What cookie would work with this?

Anonymous

I got some awesome cookie cutters and want to make cookies for my office tomorrow. I work in a doctors office, so these would be appropriate.

https://www.amazon.com/Anatomical-Heart-cookie-cutters-Designs/dp/B07TRV4KT5/ref=mp_s_a_1_3?crid=1MJYX8MTPLRXI&keywords=heart+and+brain+cookie+cutters&qid=1673882042&sprefix=heart+and+brain+cookie+cutters%2Caps%2C127&sr=8-3


To do this, I need a sugar cookie recipe or something like that (shortbread??) that will taste good without frosting.

Any ideas? Thanks!
Anonymous
A basic cut out sugar cookie recipe will work.
Try Erin McDowell’s recipe.
Generally shortbread recipes have a higher ratio of butter:flour so the dough will not retain the imprint of those cookie
cutter designs once baked.
Anonymous
If you're worried about them being too bland without frosting, you could mix some lemon zest or orange zest into the dough.

Or dip the bottom of the cookie (flat side without the imprint) in royal icing or melted chocolate. Dry them upside down until the dip has hardened, then you can plate them right-side-up.
Anonymous
I think any dough is going to be challenging with that, but the sugar cookie dough I use really doesn’t rise much and is quite good. It also doesn’t need to be refrigerated before baking. I recommend using almond extract. It’s also delicious with KAF Measure for Measure flour if you ever need gluten free.

https://www.inkatrinaskitchen.com/best-sugar-cookie-recipe-ever/

A cookie with nono leavening is going to not be very tasty.

Anonymous
Too much details and too small to come out looking recognizable - your dough will stick all over tje cutters and will be more of a hassle than it's worth
Anonymous
Try a recipe for “animal cookies” rather than sugar cookies.
Anonymous
A shortbread recipe may work too as it has stiffer dough.
Anonymous
Those are pretty amazing cookie cutters! An alternative idea if you are worried about puffy cookies ruining the design (my sugar cookies always end up too puffy): what about making some marzipan and stamping that with your cutter? That stuff is basically Play-Doh.
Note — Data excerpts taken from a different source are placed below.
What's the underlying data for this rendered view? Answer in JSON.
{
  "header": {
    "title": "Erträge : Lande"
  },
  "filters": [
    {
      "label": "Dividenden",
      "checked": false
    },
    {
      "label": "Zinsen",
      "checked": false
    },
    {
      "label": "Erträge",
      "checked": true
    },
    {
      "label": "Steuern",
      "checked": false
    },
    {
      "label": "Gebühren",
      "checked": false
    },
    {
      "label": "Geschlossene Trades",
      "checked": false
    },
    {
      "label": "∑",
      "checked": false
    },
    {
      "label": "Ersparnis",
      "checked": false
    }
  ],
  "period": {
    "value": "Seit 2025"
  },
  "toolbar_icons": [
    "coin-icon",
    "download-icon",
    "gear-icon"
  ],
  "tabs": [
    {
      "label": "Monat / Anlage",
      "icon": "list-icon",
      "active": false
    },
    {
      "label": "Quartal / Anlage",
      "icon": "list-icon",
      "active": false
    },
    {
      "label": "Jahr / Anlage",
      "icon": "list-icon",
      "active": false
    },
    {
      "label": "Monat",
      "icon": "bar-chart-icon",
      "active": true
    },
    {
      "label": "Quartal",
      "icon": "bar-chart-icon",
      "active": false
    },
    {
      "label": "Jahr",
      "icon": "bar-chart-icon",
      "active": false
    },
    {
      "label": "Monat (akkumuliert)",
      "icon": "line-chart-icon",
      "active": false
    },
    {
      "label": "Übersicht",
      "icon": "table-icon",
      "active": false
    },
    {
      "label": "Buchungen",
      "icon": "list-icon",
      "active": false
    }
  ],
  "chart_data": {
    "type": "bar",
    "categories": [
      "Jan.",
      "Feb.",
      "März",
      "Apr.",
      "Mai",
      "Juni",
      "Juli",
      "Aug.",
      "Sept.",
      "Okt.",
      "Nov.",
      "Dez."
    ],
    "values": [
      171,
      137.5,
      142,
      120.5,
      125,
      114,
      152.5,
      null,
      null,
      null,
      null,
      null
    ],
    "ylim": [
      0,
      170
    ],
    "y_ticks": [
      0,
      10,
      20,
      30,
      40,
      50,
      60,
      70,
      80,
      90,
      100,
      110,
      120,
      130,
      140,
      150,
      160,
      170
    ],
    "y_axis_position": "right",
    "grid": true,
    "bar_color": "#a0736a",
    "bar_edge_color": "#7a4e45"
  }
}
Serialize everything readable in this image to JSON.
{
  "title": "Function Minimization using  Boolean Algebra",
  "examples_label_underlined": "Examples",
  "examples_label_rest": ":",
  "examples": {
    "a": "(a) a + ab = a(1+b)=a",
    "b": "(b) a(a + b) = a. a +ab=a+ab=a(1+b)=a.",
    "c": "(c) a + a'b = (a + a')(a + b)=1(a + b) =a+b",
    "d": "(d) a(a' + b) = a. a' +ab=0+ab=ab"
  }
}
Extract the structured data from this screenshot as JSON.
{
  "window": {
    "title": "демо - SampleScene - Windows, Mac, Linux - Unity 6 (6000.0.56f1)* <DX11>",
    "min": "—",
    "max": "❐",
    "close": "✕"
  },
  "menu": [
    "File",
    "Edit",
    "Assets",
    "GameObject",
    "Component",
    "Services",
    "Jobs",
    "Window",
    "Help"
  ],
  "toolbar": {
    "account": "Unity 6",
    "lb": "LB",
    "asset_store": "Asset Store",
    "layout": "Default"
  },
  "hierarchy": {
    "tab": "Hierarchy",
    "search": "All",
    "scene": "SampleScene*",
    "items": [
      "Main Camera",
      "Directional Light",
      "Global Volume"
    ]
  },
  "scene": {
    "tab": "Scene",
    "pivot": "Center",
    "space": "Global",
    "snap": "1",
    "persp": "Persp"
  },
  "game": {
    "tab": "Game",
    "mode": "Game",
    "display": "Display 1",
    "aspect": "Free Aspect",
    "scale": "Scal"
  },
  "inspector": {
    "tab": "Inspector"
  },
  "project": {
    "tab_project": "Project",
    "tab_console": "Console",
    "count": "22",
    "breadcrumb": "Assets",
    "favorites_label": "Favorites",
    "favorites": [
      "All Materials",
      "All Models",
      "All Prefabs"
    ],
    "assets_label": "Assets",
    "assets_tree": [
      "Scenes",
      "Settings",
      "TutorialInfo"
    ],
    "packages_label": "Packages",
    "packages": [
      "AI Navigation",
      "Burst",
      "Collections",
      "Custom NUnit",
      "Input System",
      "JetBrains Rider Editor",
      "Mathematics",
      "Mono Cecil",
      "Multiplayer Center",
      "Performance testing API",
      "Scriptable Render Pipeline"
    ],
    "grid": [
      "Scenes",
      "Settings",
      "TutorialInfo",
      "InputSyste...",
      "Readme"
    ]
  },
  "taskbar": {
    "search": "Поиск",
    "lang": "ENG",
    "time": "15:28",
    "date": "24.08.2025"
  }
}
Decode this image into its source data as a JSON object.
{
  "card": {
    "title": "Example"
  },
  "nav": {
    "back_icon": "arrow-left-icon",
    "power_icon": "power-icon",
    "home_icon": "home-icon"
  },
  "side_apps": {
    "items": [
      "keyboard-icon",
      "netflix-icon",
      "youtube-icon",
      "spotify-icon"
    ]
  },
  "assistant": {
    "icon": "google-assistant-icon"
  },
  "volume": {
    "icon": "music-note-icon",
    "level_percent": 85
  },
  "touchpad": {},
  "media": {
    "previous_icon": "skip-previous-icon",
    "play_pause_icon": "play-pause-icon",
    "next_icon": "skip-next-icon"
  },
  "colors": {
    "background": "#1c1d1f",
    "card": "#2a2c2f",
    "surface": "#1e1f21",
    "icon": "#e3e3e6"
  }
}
I love those little animals you can get made out of marzipan.
Anonymous
The trick with any butter/sugar cookie recipe will be to chill the cookies after they are cut out but before they bake because the cookies will keep more of their shape that way. If the dough is closer to room temperature when they go into the over, the cookies will spread and lose definition.
Anonymous
ugh plastic cookie cutters are the worst. Everything sticks.

any cookie dough recipe is going to be fine but make sure you freeze the dough in sheets and then cute them out. Much easier to handle.

if you haven't used these cutters before or even done a lot of cut out cookies, I would suggest that you try it out on the weekend so you know how it goes.
Anonymous
Yes you’ll need a stiff dough like shortbread and get it cold.

https://aprettylifeinthesuburbs.com/easter-shortbread-cut-out-cookies/
Anonymous
Maybe gingerbread? I used the Stonewall Kitchen gingerbread cookie mix for Christmas (because I’m lazy!) and it was a very sturdy dough. My plastic cutters didn’t have any sticking issues.
Anonymous
Anonymous wrote:Yes you’ll need a stiff dough like shortbread and get it cold.

https://aprettylifeinthesuburbs.com/easter-shortbread-cut-out-cookies/


Shortbread will cut out nicely but because the high butter:flour ratio, the lines of the imprint will meld together once it hits the heat of the oven - even if the cookies are chilled before baking.